June 8, 2020 / 6:37 PM / 2 months ago

Energy firms prepare to resume U.S. Gulf of Mexico output after storm passes

HOUSTON (Reuters) - Energy companies on Monday began preparations to resume oil and gas production in the U.S. Gulf of Mexico, a day after Tropical Storm Cristobal blew through with high winds and heavy rains.

FILE PHOTO: The logo of Royal Dutch Shell is seen at a petrol station in Sint-Pieters-Leeuw, Belgium January 30, 2019. REUTERS/Yves Herman/File Photo

Producers had evacuated 182 offshore facilities and shut in about a third of oil and gas production in U.S. Gulf of Mexico wells as of Monday.

Royal Dutch Shell Plc, Murphy Oil Corp and BP Plc were among the companies that said on Monday they were starting to resume normal operations and return workers to offshore facilities.

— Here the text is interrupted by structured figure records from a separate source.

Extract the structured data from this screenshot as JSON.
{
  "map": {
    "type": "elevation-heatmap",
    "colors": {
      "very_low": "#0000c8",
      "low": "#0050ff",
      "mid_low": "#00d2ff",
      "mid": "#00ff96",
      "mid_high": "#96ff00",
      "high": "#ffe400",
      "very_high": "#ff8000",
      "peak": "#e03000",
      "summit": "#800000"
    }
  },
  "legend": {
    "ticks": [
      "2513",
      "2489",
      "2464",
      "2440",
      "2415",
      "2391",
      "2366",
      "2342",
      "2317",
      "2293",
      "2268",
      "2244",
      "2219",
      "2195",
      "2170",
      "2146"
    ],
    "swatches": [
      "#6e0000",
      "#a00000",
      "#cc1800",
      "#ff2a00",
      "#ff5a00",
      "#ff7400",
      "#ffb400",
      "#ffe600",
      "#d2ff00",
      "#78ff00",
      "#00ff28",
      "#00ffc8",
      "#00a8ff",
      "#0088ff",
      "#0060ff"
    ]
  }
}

Energy companies typically inspect platforms after a storm passes and return evacuated workers once it is safe to do so.

U.S. Gulf Coast spot gasoline prices strengthened slightly on Monday, traders said, up 0.25 cent per gallon from Friday.

Cristobal has weakened to a tropical depression after making landfall in Louisiana on Sunday with 50 mile-per-hour (80 kph)winds. It led producers to shut 34% of oil and 35% of gas output in the Gulf of Mexico, offshore regulator Bureau of Safety and Environmental Enforcement said. The region provides about 1.93 million bpd of oil.

Exxon Mobil Corp, Shell and PBF Energy Inc kept their oil refineries in Louisiana in operation as Cristobal hit over the weekend, people familiar with the operations said.

PBF declined to comment. Exxon and Shell were not immediately available to comment.

Exxon’s 502,500 bpd Baton Rouge, PBF’s 190,000 bpd Chalmette and Shell’s 225,300 bpd Norco, Louisiana, refineries were operating normally on Monday, the sources said.

Chevron Corp refineries in Pascagoula, Mississippi; Belle Chasse, Louisiana; and Pasadena, Texas, did not sustain any significant damage, the company said on Monday, adding that “we continue to supply our customers.”

Cristobal was 15 miles (30 km) east of Monroe, Louisiana, at 10 a.m. on Monday and dropping up to 10 inches (25.4 cm) of rain. It should move through Arkansas and Missouri on Monday and Tuesday, U.S. National Hurricane Center forecasters said.